Als "kranken Mann am Bosporus" bezeichnete man im 19. Jahrhundert bekanntlich das Osmanische Reich, das von allen Seiten bedrängt wurde und im Niedergang begriffen war. Heute kann man diese Bezeichnung durchaus auf die Türkei unter dem "Sultan" Erdogan übertragen.

Nach einem anfänglich bemerkenswerten wirtschaftlichen Aufstieg der Türkei unter Staatschef Recep Tayyip Erdogan zeichnet sich seit dem Frühjahr 2018 eine dramatische Verschlechterung ab. Seit seiner Wiederwahl und der Verfassungsänderung verfügt der türkische Präsident praktisch über diktatorische Vollmachten. Damit kann er alle vermeintlichen und tatsächlichen Regimegegner aus dem Wege räumen. Die Türkei wandelt sich mehr und mehr zu einer islamischen Diktatur, es herrschen Rechtsunsicherheit und Willkür. Die Menschenrechte werden mit Füssen getreten, und Zehntausende wurden als "Staatsfeinde" verhaftet.

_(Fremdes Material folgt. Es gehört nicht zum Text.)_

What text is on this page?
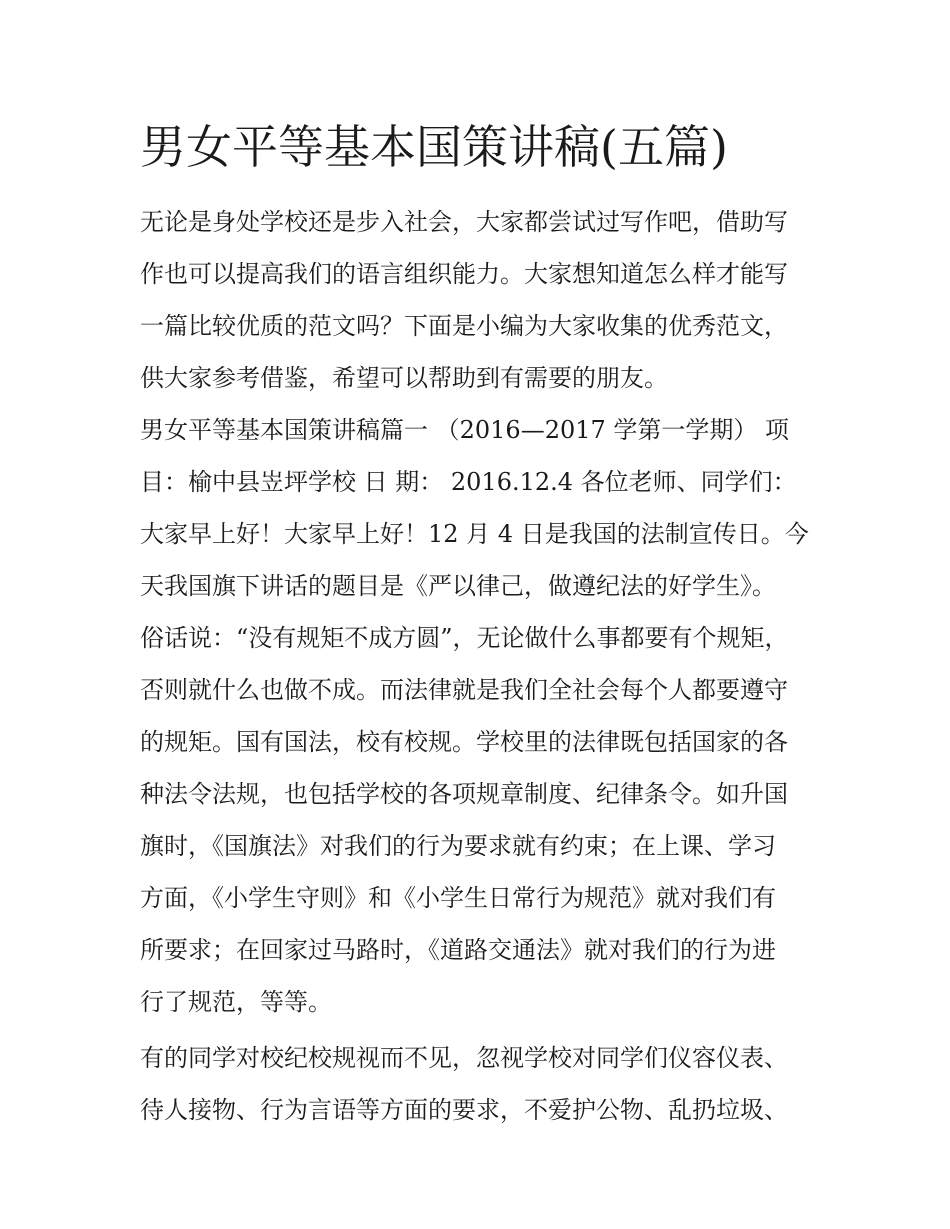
男女平等基本国策讲稿(五篇)
无论是身处学校还是步入社会，大家都尝试过写作吧，借助写
作也可以提高我们的语言组织能力。大家想知道怎么样才能写
一篇比较优质的范文吗？下面是小编为大家收集的优秀范文，
供大家参考借鉴，希望可以帮助到有需要的朋友。
男女平等基本国策讲稿篇一 （2016—2017 学第一学期） 项
目：榆中县岦坪学校 日 期： 2016.12.4 各位老师、同学们：
大家早上好！大家早上好！12 月 4 日是我国的法制宣传日。今
天我国旗下讲话的题目是《严以律己，做遵纪法的好学生》。
俗话说：“没有规矩不成方圆”，无论做什么事都要有个规矩，
否则就什么也做不成。而法律就是我们全社会每个人都要遵守
的规矩。国有国法，校有校规。学校里的法律既包括国家的各
种法令法规，也包括学校的各项规章制度、纪律条令。如升国
旗时，《国旗法》对我们的行为要求就有约束；在上课、学习
方面，《小学生守则》和《小学生日常行为规范》就对我们有
所要求；在回家过马路时，《道路交通法》就对我们的行为进
行了规范，等等。
有的同学对校纪校规视而不见，忽视学校对同学们仪容仪表、
待人接物、行为言语等方面的要求，不爱护公物、乱扔垃圾、
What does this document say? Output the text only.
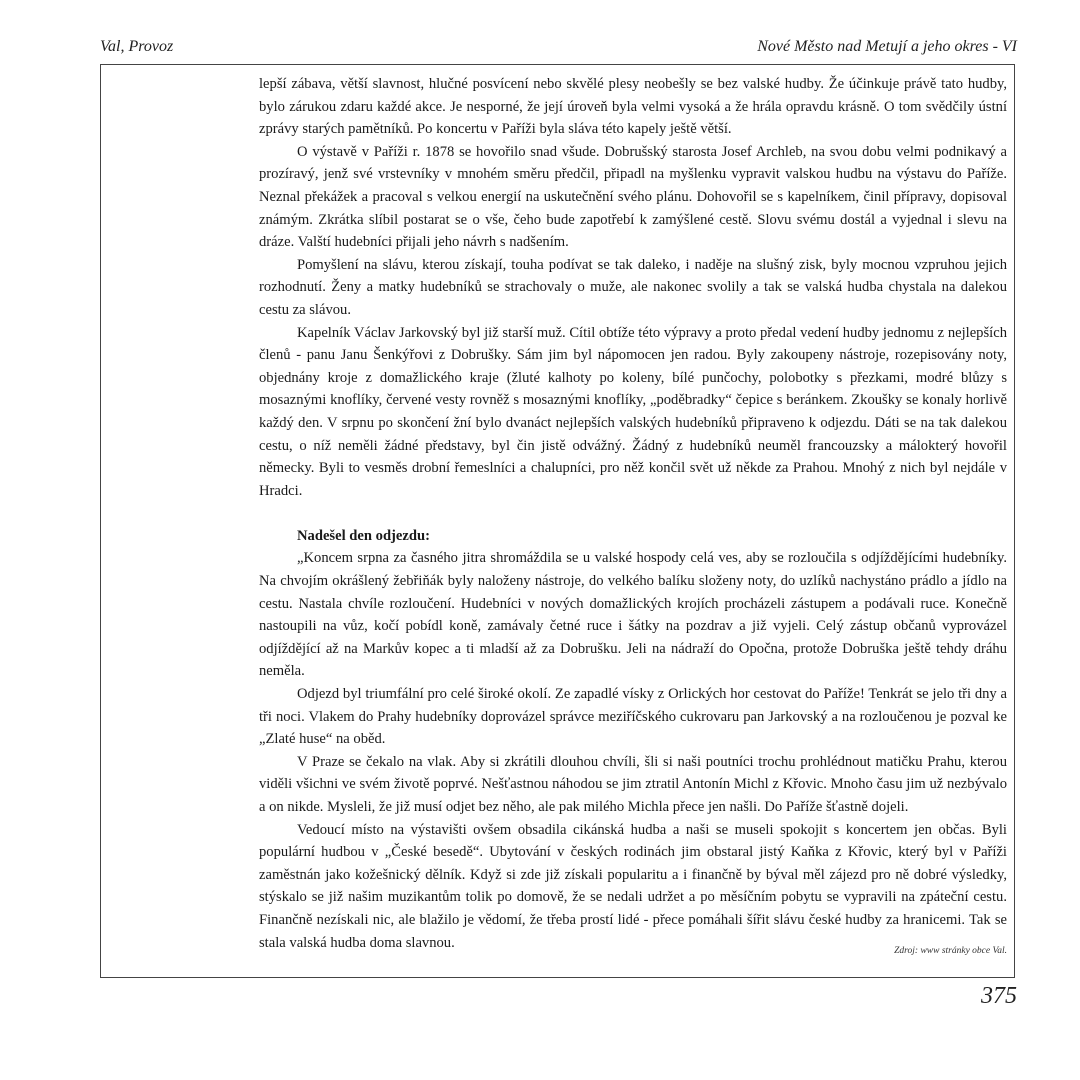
Val, Provoz	Nové Město nad Metují a jeho okres - VI

lepší zábava, větší slavnost, hlučné posvícení nebo skvělé plesy neobešly se bez valské hudby. Že účinkuje právě tato hudby, bylo zárukou zdaru každé akce. Je nesporné, že její úroveň byla velmi vysoká a že hrála opravdu krásně. O tom svědčily ústní zprávy starých pamětníků. Po koncertu v Paříži byla sláva této kapely ještě větší.

O výstavě v Paříži r. 1878 se hovořilo snad všude. Dobrušský starosta Josef Archleb, na svou dobu velmi podnikavý a prozíravý, jenž své vrstevníky v mnohém směru předčil, připadl na myšlenku vypravit valskou hudbu na výstavu do Paříže. Neznal překážek a pracoval s velkou energií na uskutečnění svého plánu. Dohovořil se s kapelníkem, činil přípravy, dopisoval známým. Zkrátka slíbil postarat se o vše, čeho bude zapotřebí k zamýšlené cestě. Slovu svému dostál a vyjednal i slevu na dráze. Valští hudebníci přijali jeho návrh s nadšením.

Pomyšlení na slávu, kterou získají, touha podívat se tak daleko, i naděje na slušný zisk, byly mocnou vzpruhou jejich rozhodnutí. Ženy a matky hudebníků se strachovaly o muže, ale nakonec svolily a tak se valská hudba chystala na dalekou cestu za slávou.

Kapelník Václav Jarkovský byl již starší muž. Cítil obtíže této výpravy a proto předal vedení hudby jednomu z nejlepších členů - panu Janu Šenkýřovi z Dobrušky. Sám jim byl nápomocen jen radou. Byly zakoupeny nástroje, rozepisovány noty, objednány kroje z domažlického kraje (žluté kalhoty po koleny, bílé punčochy, polobotky s přezkami, modré blůzy s mosaznými knoflíky, červené vesty rovněž s mosaznými knoflíky, „poděbradky“ čepice s beránkem. Zkoušky se konaly horlivě každý den. V srpnu po skončení žní bylo dvanáct nejlepších valských hudebníků připraveno k odjezdu. Dáti se na tak dalekou cestu, o níž neměli žádné představy, byl čin jistě odvážný. Žádný z hudebníků neuměl francouzsky a málokterý hovořil německy. Byli to vesměs drobní řemeslníci a chalupníci, pro něž končil svět už někde za Prahou. Mnohý z nich byl nejdále v Hradci.

Nadešel den odjezdu:

„Koncem srpna za časného jitra shromáždila se u valské hospody celá ves, aby se rozloučila s odjíždějícími hudebníky. Na chvojím okrášlený žebřiňák byly naloženy nástroje, do velkého balíku složeny noty, do uzlíků nachystáno prádlo a jídlo na cestu. Nastala chvíle rozloučení. Hudebníci v nových domažlických krojích procházeli zástupem a podávali ruce. Konečně nastoupili na vůz, kočí pobídl koně, zamávaly četné ruce i šátky na pozdrav a již vyjeli. Celý zástup občanů vyprovázel odjíždějící až na Markův kopec a ti mladší až za Dobrušku. Jeli na nádraží do Opočna, protože Dobruška ještě tehdy dráhu neměla.

Odjezd byl triumfální pro celé široké okolí. Ze zapadlé vísky z Orlických hor cestovat do Paříže! Tenkrát se jelo tři dny a tři noci. Vlakem do Prahy hudebníky doprovázel správce meziříčského cukrovaru pan Jarkovský a na rozloučenou je pozval ke „Zlaté huse“ na oběd.

V Praze se čekalo na vlak. Aby si zkrátili dlouhou chvíli, šli si naši poutníci trochu prohlédnout matičku Prahu, kterou viděli všichni ve svém životě poprvé. Nešťastnou náhodou se jim ztratil Antonín Michl z Křovic. Mnoho času jim už nezbývalo a on nikde. Mysleli, že již musí odjet bez něho, ale pak milého Michla přece jen našli. Do Paříže šťastně dojeli.

Vedoucí místo na výstavišti ovšem obsadila cikánská hudba a naši se museli spokojit s koncertem jen občas. Byli populární hudbou v „České besedě“. Ubytování v českých rodinách jim obstaral jistý Kaňka z Křovic, který byl v Paříži zaměstnán jako kožešnický dělník. Když si zde již získali popularitu a i finančně by býval měl zájezd pro ně dobré výsledky, stýskalo se již našim muzikantům tolik po domově, že se nedali udržet a po měsíčním pobytu se vypravili na zpáteční cestu. Finančně nezískali nic, ale blažilo je vědomí, že třeba prostí lidé - přece pomáhali šířit slávu české hudby za hranicemi. Tak se stala valská hudba doma slavnou.

Zdroj: www stránky obce Val.
375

Erdogan verrät damit das Erbe von Kemal Pascha Atatürk, der 1923 mit der Schaffung der modernen laizistischen Türkei ein enormes Werk vollbracht hat. Auch die Schweiz hat damals einen wichtigen Beitrag geleistet: 1926 hat Atatürk das Schweizer Privatrecht mit dessen Quellen Zivilgesetzbuch und Obligationenrecht übernommen.

Wirtschaftlicher Höhenflug gestoppt
Noch bis ins erste Quartal 2018 verzeichnete die Türkei ein beachtliches Wirtschaftswachstum. Aber der wirtschaftliche Höhenflug scheint nun wegen dem politischen Kurswechsel, der vor allem von den USA nicht goutiert wird, ein abruptes Ende zu finden. Von den Amerikanern scharf kritisiert wird auch die Verbrüderung der Türkei mit Russland im Syrien-Krieg gegen die USA. Zudem stösst auf Unverständnis, dass die Türkei als NATO-Land ein russisches Raketenabwehrsystem gekauft hat. Dazu kommt der schon seit Jahren schwelende Bürgerkrieg gegen die kurdische Bevölkerung im Osten des Landes. 2017 ist die türkische Armee sogar nach Syrien vorgestossen, um dort die angeblich mit den türkischen Kurden verbündeten syrischen Kurden - für Erdogan allesamt "Terroristen" - zu bekämpfen. Diese wurden von den Amerikanern beim Kampf gegen den IS in Syrien unterstützt.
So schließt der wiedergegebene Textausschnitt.